Кир внимательно посмотрел на Доктора.
- Я думал, ты питаешь к ней что-то сходное с отцовским инстинктом. А оказалось –
ты ничем от остальных не отличаешься; даже рожа твоя напоминает их всех
остальных, из белых комнат, в белейших халатах и шапочках, и медицинскими
перчатками в придачу, с тайной ООНовской лицензией за пазухой.
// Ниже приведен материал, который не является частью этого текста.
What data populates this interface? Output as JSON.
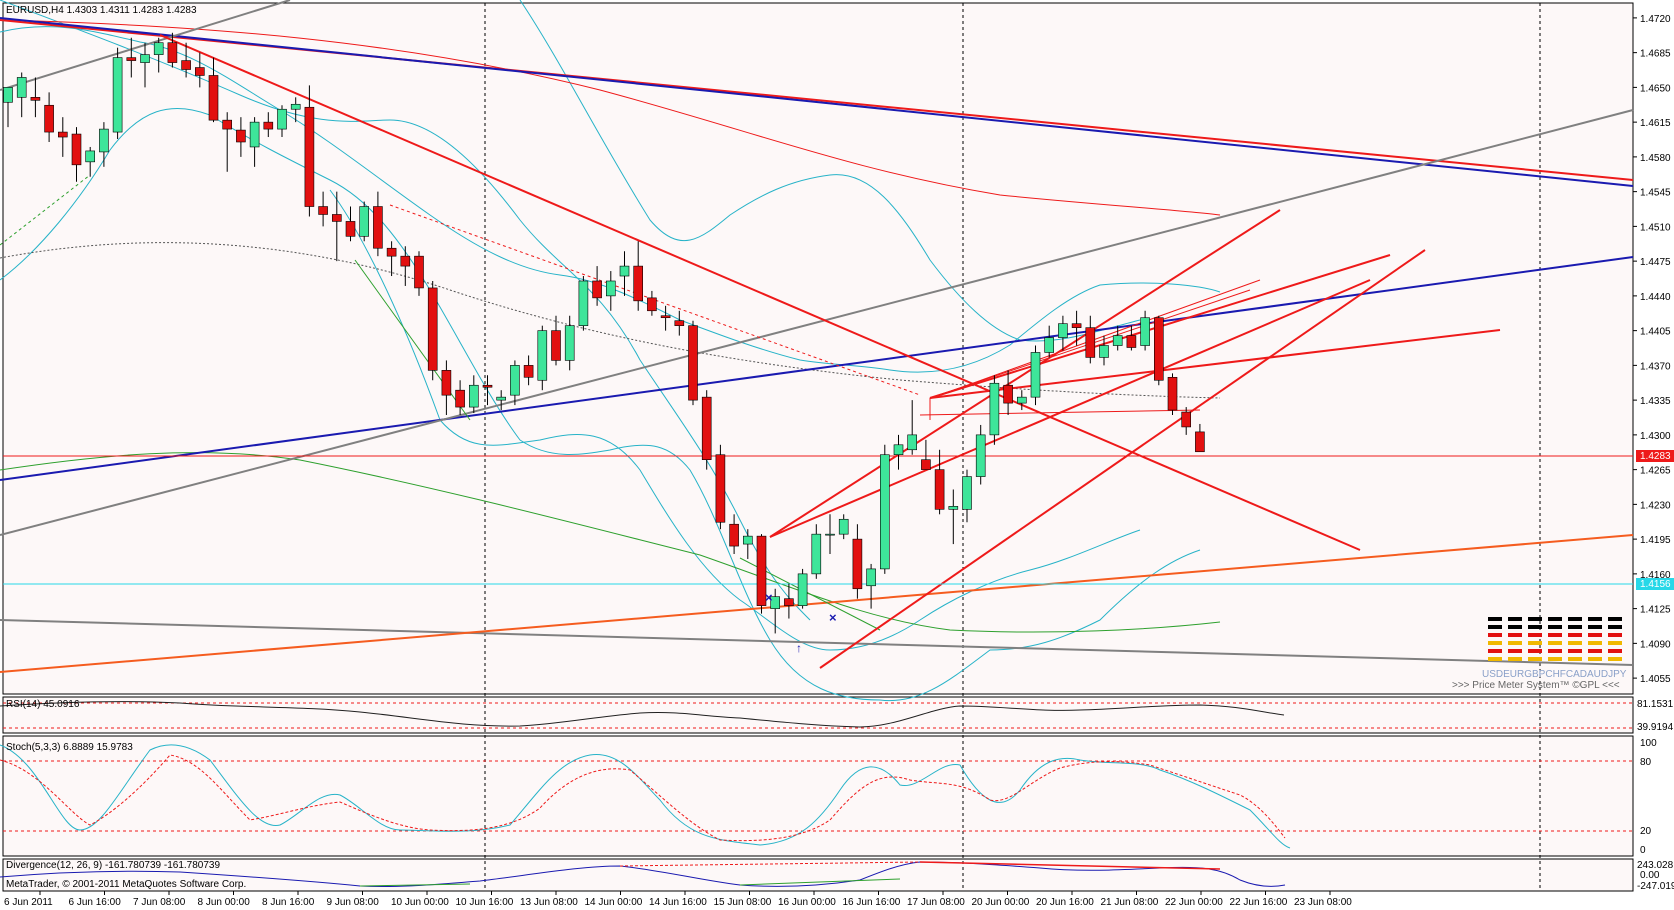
{
  "colors": {
    "background": "#ffffff",
    "grid": "#000000",
    "bull_candle": "#3ee59a",
    "bear_candle": "#e21010",
    "red_line": "#ee1a1a",
    "blue_line": "#1a1ab0",
    "gray_line": "#808080",
    "cyan_line": "#27b3c8",
    "green_line": "#2ea02e",
    "orange_line": "#f55c1f",
    "black_line": "#202020"
  },
  "chart_data": [
    {
      "type": "candlestick",
      "title": "EURUSD,H4  1.4303 1.4311 1.4283 1.4283",
      "symbol": "EURUSD",
      "timeframe": "H4",
      "ohlc_header": [
        1.4303,
        1.4311,
        1.4283,
        1.4283
      ],
      "last_price": "1.4283",
      "ylim": [
        1.4039,
        1.4735
      ],
      "y_ticks": [
        "1.4720",
        "1.4685",
        "1.4650",
        "1.4615",
        "1.4580",
        "1.4545",
        "1.4510",
        "1.4475",
        "1.4440",
        "1.4405",
        "1.4370",
        "1.4335",
        "1.4300",
        "1.4265",
        "1.4230",
        "1.4195",
        "1.4160",
        "1.4125",
        "1.4090",
        "1.4055"
      ],
      "x_labels": [
        "6 Jun 2011",
        "6 Jun 16:00",
        "7 Jun 08:00",
        "8 Jun 00:00",
        "8 Jun 16:00",
        "9 Jun 08:00",
        "10 Jun 00:00",
        "10 Jun 16:00",
        "13 Jun 08:00",
        "14 Jun 00:00",
        "14 Jun 16:00",
        "15 Jun 08:00",
        "16 Jun 00:00",
        "16 Jun 16:00",
        "17 Jun 08:00",
        "20 Jun 00:00",
        "20 Jun 16:00",
        "21 Jun 08:00",
        "22 Jun 00:00",
        "22 Jun 16:00",
        "23 Jun 08:00"
      ],
      "period_separators": [
        "6 Jun 16:00 – 7 Jun 08:00",
        "10 Jun 16:00",
        "17 Jun 08:00 – 20 Jun 00:00",
        "23 Jun"
      ],
      "candles": [
        {
          "o": 1.4635,
          "h": 1.465,
          "l": 1.461,
          "c": 1.465
        },
        {
          "o": 1.464,
          "h": 1.4665,
          "l": 1.462,
          "c": 1.466
        },
        {
          "o": 1.464,
          "h": 1.466,
          "l": 1.462,
          "c": 1.4637
        },
        {
          "o": 1.4632,
          "h": 1.4645,
          "l": 1.4595,
          "c": 1.4605
        },
        {
          "o": 1.4605,
          "h": 1.462,
          "l": 1.458,
          "c": 1.46
        },
        {
          "o": 1.4603,
          "h": 1.461,
          "l": 1.4555,
          "c": 1.4572
        },
        {
          "o": 1.4575,
          "h": 1.459,
          "l": 1.456,
          "c": 1.4586
        },
        {
          "o": 1.4585,
          "h": 1.4615,
          "l": 1.457,
          "c": 1.4608
        },
        {
          "o": 1.4605,
          "h": 1.469,
          "l": 1.4598,
          "c": 1.468
        },
        {
          "o": 1.468,
          "h": 1.47,
          "l": 1.466,
          "c": 1.4677
        },
        {
          "o": 1.4675,
          "h": 1.4695,
          "l": 1.465,
          "c": 1.4683
        },
        {
          "o": 1.4683,
          "h": 1.47,
          "l": 1.4665,
          "c": 1.4695
        },
        {
          "o": 1.4695,
          "h": 1.4705,
          "l": 1.467,
          "c": 1.4675
        },
        {
          "o": 1.4677,
          "h": 1.4695,
          "l": 1.466,
          "c": 1.4668
        },
        {
          "o": 1.467,
          "h": 1.4685,
          "l": 1.465,
          "c": 1.4662
        },
        {
          "o": 1.4662,
          "h": 1.468,
          "l": 1.4615,
          "c": 1.4617
        },
        {
          "o": 1.4617,
          "h": 1.4625,
          "l": 1.4565,
          "c": 1.4608
        },
        {
          "o": 1.4607,
          "h": 1.462,
          "l": 1.458,
          "c": 1.4595
        },
        {
          "o": 1.459,
          "h": 1.462,
          "l": 1.457,
          "c": 1.4615
        },
        {
          "o": 1.4615,
          "h": 1.4625,
          "l": 1.46,
          "c": 1.4608
        },
        {
          "o": 1.4608,
          "h": 1.4632,
          "l": 1.46,
          "c": 1.4628
        },
        {
          "o": 1.4628,
          "h": 1.464,
          "l": 1.4615,
          "c": 1.4633
        },
        {
          "o": 1.463,
          "h": 1.4652,
          "l": 1.452,
          "c": 1.453
        },
        {
          "o": 1.453,
          "h": 1.4545,
          "l": 1.451,
          "c": 1.4522
        },
        {
          "o": 1.4522,
          "h": 1.4545,
          "l": 1.4475,
          "c": 1.4515
        },
        {
          "o": 1.4515,
          "h": 1.453,
          "l": 1.4495,
          "c": 1.45
        },
        {
          "o": 1.45,
          "h": 1.4535,
          "l": 1.4495,
          "c": 1.453
        },
        {
          "o": 1.453,
          "h": 1.4545,
          "l": 1.448,
          "c": 1.4488
        },
        {
          "o": 1.4488,
          "h": 1.4495,
          "l": 1.446,
          "c": 1.448
        },
        {
          "o": 1.448,
          "h": 1.449,
          "l": 1.445,
          "c": 1.447
        },
        {
          "o": 1.448,
          "h": 1.4485,
          "l": 1.444,
          "c": 1.4448
        },
        {
          "o": 1.4448,
          "h": 1.4455,
          "l": 1.4355,
          "c": 1.4365
        },
        {
          "o": 1.4365,
          "h": 1.4375,
          "l": 1.432,
          "c": 1.434
        },
        {
          "o": 1.4345,
          "h": 1.4355,
          "l": 1.432,
          "c": 1.4328
        },
        {
          "o": 1.4328,
          "h": 1.436,
          "l": 1.4322,
          "c": 1.435
        },
        {
          "o": 1.435,
          "h": 1.436,
          "l": 1.433,
          "c": 1.4348
        },
        {
          "o": 1.4335,
          "h": 1.4345,
          "l": 1.4325,
          "c": 1.4338
        },
        {
          "o": 1.434,
          "h": 1.4375,
          "l": 1.433,
          "c": 1.437
        },
        {
          "o": 1.437,
          "h": 1.438,
          "l": 1.435,
          "c": 1.4358
        },
        {
          "o": 1.4355,
          "h": 1.441,
          "l": 1.4345,
          "c": 1.4405
        },
        {
          "o": 1.4405,
          "h": 1.442,
          "l": 1.437,
          "c": 1.4375
        },
        {
          "o": 1.4375,
          "h": 1.442,
          "l": 1.4365,
          "c": 1.441
        },
        {
          "o": 1.441,
          "h": 1.446,
          "l": 1.4405,
          "c": 1.4455
        },
        {
          "o": 1.4455,
          "h": 1.447,
          "l": 1.443,
          "c": 1.4438
        },
        {
          "o": 1.444,
          "h": 1.4465,
          "l": 1.4425,
          "c": 1.4455
        },
        {
          "o": 1.446,
          "h": 1.4485,
          "l": 1.444,
          "c": 1.447
        },
        {
          "o": 1.447,
          "h": 1.4495,
          "l": 1.4425,
          "c": 1.4435
        },
        {
          "o": 1.4438,
          "h": 1.4445,
          "l": 1.442,
          "c": 1.4425
        },
        {
          "o": 1.442,
          "h": 1.443,
          "l": 1.4405,
          "c": 1.4418
        },
        {
          "o": 1.4415,
          "h": 1.4425,
          "l": 1.44,
          "c": 1.441
        },
        {
          "o": 1.441,
          "h": 1.4415,
          "l": 1.433,
          "c": 1.4335
        },
        {
          "o": 1.4338,
          "h": 1.4345,
          "l": 1.4265,
          "c": 1.4275
        },
        {
          "o": 1.428,
          "h": 1.429,
          "l": 1.4205,
          "c": 1.4212
        },
        {
          "o": 1.421,
          "h": 1.422,
          "l": 1.418,
          "c": 1.4188
        },
        {
          "o": 1.419,
          "h": 1.4205,
          "l": 1.4175,
          "c": 1.4198
        },
        {
          "o": 1.4198,
          "h": 1.42,
          "l": 1.412,
          "c": 1.4128
        },
        {
          "o": 1.4125,
          "h": 1.4145,
          "l": 1.41,
          "c": 1.4137
        },
        {
          "o": 1.4135,
          "h": 1.415,
          "l": 1.4115,
          "c": 1.4128
        },
        {
          "o": 1.4128,
          "h": 1.4165,
          "l": 1.4125,
          "c": 1.416
        },
        {
          "o": 1.416,
          "h": 1.421,
          "l": 1.4155,
          "c": 1.42
        },
        {
          "o": 1.42,
          "h": 1.422,
          "l": 1.418,
          "c": 1.42
        },
        {
          "o": 1.42,
          "h": 1.422,
          "l": 1.4195,
          "c": 1.4215
        },
        {
          "o": 1.4195,
          "h": 1.421,
          "l": 1.4135,
          "c": 1.4145
        },
        {
          "o": 1.4148,
          "h": 1.417,
          "l": 1.4125,
          "c": 1.4165
        },
        {
          "o": 1.4165,
          "h": 1.429,
          "l": 1.416,
          "c": 1.428
        },
        {
          "o": 1.428,
          "h": 1.43,
          "l": 1.4265,
          "c": 1.429
        },
        {
          "o": 1.4285,
          "h": 1.4335,
          "l": 1.428,
          "c": 1.43
        },
        {
          "o": 1.4275,
          "h": 1.4295,
          "l": 1.4265,
          "c": 1.4265
        },
        {
          "o": 1.4265,
          "h": 1.4285,
          "l": 1.422,
          "c": 1.4225
        },
        {
          "o": 1.4225,
          "h": 1.4245,
          "l": 1.419,
          "c": 1.4228
        },
        {
          "o": 1.4225,
          "h": 1.4265,
          "l": 1.4212,
          "c": 1.4258
        },
        {
          "o": 1.4258,
          "h": 1.431,
          "l": 1.425,
          "c": 1.43
        },
        {
          "o": 1.43,
          "h": 1.436,
          "l": 1.429,
          "c": 1.4352
        },
        {
          "o": 1.435,
          "h": 1.4365,
          "l": 1.432,
          "c": 1.4332
        },
        {
          "o": 1.4332,
          "h": 1.4345,
          "l": 1.4325,
          "c": 1.4338
        },
        {
          "o": 1.4338,
          "h": 1.439,
          "l": 1.433,
          "c": 1.4383
        },
        {
          "o": 1.4383,
          "h": 1.441,
          "l": 1.4378,
          "c": 1.4398
        },
        {
          "o": 1.4398,
          "h": 1.442,
          "l": 1.4385,
          "c": 1.4412
        },
        {
          "o": 1.4412,
          "h": 1.4425,
          "l": 1.439,
          "c": 1.4408
        },
        {
          "o": 1.4408,
          "h": 1.442,
          "l": 1.4372,
          "c": 1.4378
        },
        {
          "o": 1.4378,
          "h": 1.44,
          "l": 1.437,
          "c": 1.439
        },
        {
          "o": 1.439,
          "h": 1.441,
          "l": 1.4385,
          "c": 1.44
        },
        {
          "o": 1.44,
          "h": 1.441,
          "l": 1.4385,
          "c": 1.4388
        },
        {
          "o": 1.439,
          "h": 1.4425,
          "l": 1.4385,
          "c": 1.4418
        },
        {
          "o": 1.4418,
          "h": 1.442,
          "l": 1.435,
          "c": 1.4355
        },
        {
          "o": 1.4358,
          "h": 1.4362,
          "l": 1.432,
          "c": 1.4325
        },
        {
          "o": 1.4323,
          "h": 1.4328,
          "l": 1.43,
          "c": 1.4308
        },
        {
          "o": 1.4303,
          "h": 1.4311,
          "l": 1.4283,
          "c": 1.4283
        }
      ]
    },
    {
      "type": "line",
      "title": "RSI(14) 45.0916",
      "ylim": [
        20,
        80
      ],
      "y_ticks": [
        "81.1531",
        "39.9194"
      ]
    },
    {
      "type": "line",
      "title": "Stoch(5,3,3) 6.8889 15.9783",
      "ylim": [
        0,
        100
      ],
      "y_ticks": [
        "100",
        "80",
        "20",
        "0"
      ]
    },
    {
      "type": "line",
      "title": "Divergence(12, 26, 9) -161.780739 -161.780739",
      "y_ticks": [
        "243.028",
        "0.00",
        "-247.019"
      ]
    }
  ],
  "labels": {
    "copyright": "MetaTrader, © 2001-2011 MetaQuotes Software Corp.",
    "price_line_label": "1.4283",
    "level_line_label": "1.4156",
    "price_meter_pairs": "USDEURGBPCHFCADAUDJPY",
    "price_meter_caption": ">>> Price Meter System™ ©GPL <<<"
  }
}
- Правда? – усмехнулся Доктор. – А ты, видимо, считаешь себя личностью, раз речи
такие толкуешь.
- Я уже и не надеюсь стать особенным. Я всего лишь одна из стотысячных волокна,
которое переплетается с остальными и создают вот такой маленький слой
прозрачного спеченного в печке теста, которое в свою очередь является одной из
стомиллионных большой квадратной слойки общественной системы. А особенные - это
те, кто этих слоев не видят, потому что они смотрят в себя; кто слоев не
чувствует рукой, потому что они их не видят… Черт!
- Что? Что такое? Кир, перестань метаться! Покажи глаза! Что за…? Закрой их,
закрой! Посиди вот так! Сейчас пройдет…
Доктор подбежал к окошку в соседнюю комнату и ничего там не увидел.
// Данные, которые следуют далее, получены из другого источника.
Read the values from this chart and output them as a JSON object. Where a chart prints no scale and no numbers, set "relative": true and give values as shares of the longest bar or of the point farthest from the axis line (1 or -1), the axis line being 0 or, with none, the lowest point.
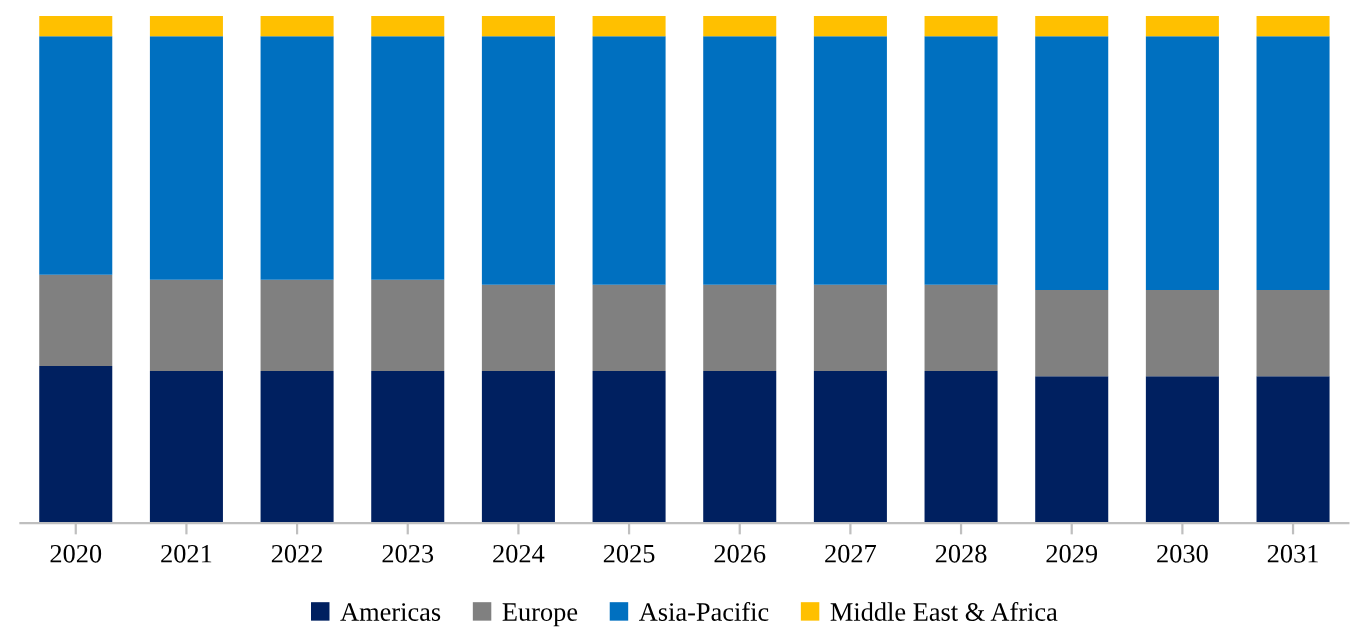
{
  "chart_data": {
    "type": "bar",
    "stacked": true,
    "relative": true,
    "legend": "bottom",
    "grid": false,
    "tick_labels": "x",
    "categories": [
      "2020",
      "2021",
      "2022",
      "2023",
      "2024",
      "2025",
      "2026",
      "2027",
      "2028",
      "2029",
      "2030",
      "2031"
    ],
    "series": [
      {
        "name": "Americas",
        "color": "#002060",
        "values": [
          0.31,
          0.3,
          0.3,
          0.3,
          0.3,
          0.3,
          0.3,
          0.3,
          0.3,
          0.29,
          0.29,
          0.29
        ]
      },
      {
        "name": "Europe",
        "color": "#808080",
        "values": [
          0.18,
          0.18,
          0.18,
          0.18,
          0.17,
          0.17,
          0.17,
          0.17,
          0.17,
          0.17,
          0.17,
          0.17
        ]
      },
      {
        "name": "Asia-Pacific",
        "color": "#0070c0",
        "values": [
          0.47,
          0.48,
          0.48,
          0.48,
          0.49,
          0.49,
          0.49,
          0.49,
          0.49,
          0.5,
          0.5,
          0.5
        ]
      },
      {
        "name": "Middle East & Africa",
        "color": "#ffc000",
        "values": [
          0.04,
          0.04,
          0.04,
          0.04,
          0.04,
          0.04,
          0.04,
          0.04,
          0.04,
          0.04,
          0.04,
          0.04
        ]
      }
    ]
  }
}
Мягкая, пружинистая тьма заполнила помещение, как бы говоря о времени и
ощущениях, о пространстве и законах физики, которых там никогда не было и не
будет; о звуках расслабленной музыки и летнего ветерка на балконе, дующего
сквозь фейерверочный свист, и распаленные яркие огни; о вездеходном животном,
пляшущем вокруг костра посреди огромного леса вместе со своими разнородными
потомками; о криках разрывающегося темного неба и разливающейся тысячелетними
разноцветными волнами песни-жизни из ярчайших источников бытия; о сменяющих друг
друга заветах у речных и морских рыб, хлопающих своими плавниками по брюшку во
время прыжка в несуществующий в темноте воздух. В темноте, которая извлекается в
мирок сознания неведомого существа, настолько маленького и погрузившегося в свои
сновидения под унисон голосов, и настолько огромного, чтобы вывернуть наружу
себя и осветить чей-то взор для вразумления своего женского начала, вразумления
своего внутреннего мира и мыслей, ценой своего собственного исчезновения,
растворения в рассыпчатой темноте, которая по открытию металлической двери
вылетит в окна, как проносимая живым ветром пыль, и развеется по всей Вселенной
без страха, потому что никакая тьма не сможет поглотить другую тьму. Она будет
путешествовать сквозь ветви сосен и перья дикого альбатроса, сквозь русые мягкие
локоны юной девушки, над черными литерами на пожелтевшей бумаге, под лепестками
нежнейших цветов и между зубами страшнейших зверей; в подводных и горных
пещерах, с водой вытекая в водопад и оттуда на вершины крупнейших утесов,
высочайших холмов величественнейших гор на всех планетах, которые тьма посетит,
а затем отойдет, к остальной Темноте, которую ни молодой Кир, ни почтенный
Доктор, ни остальные люди теперешнего и будущих поколения наверняка не увидят.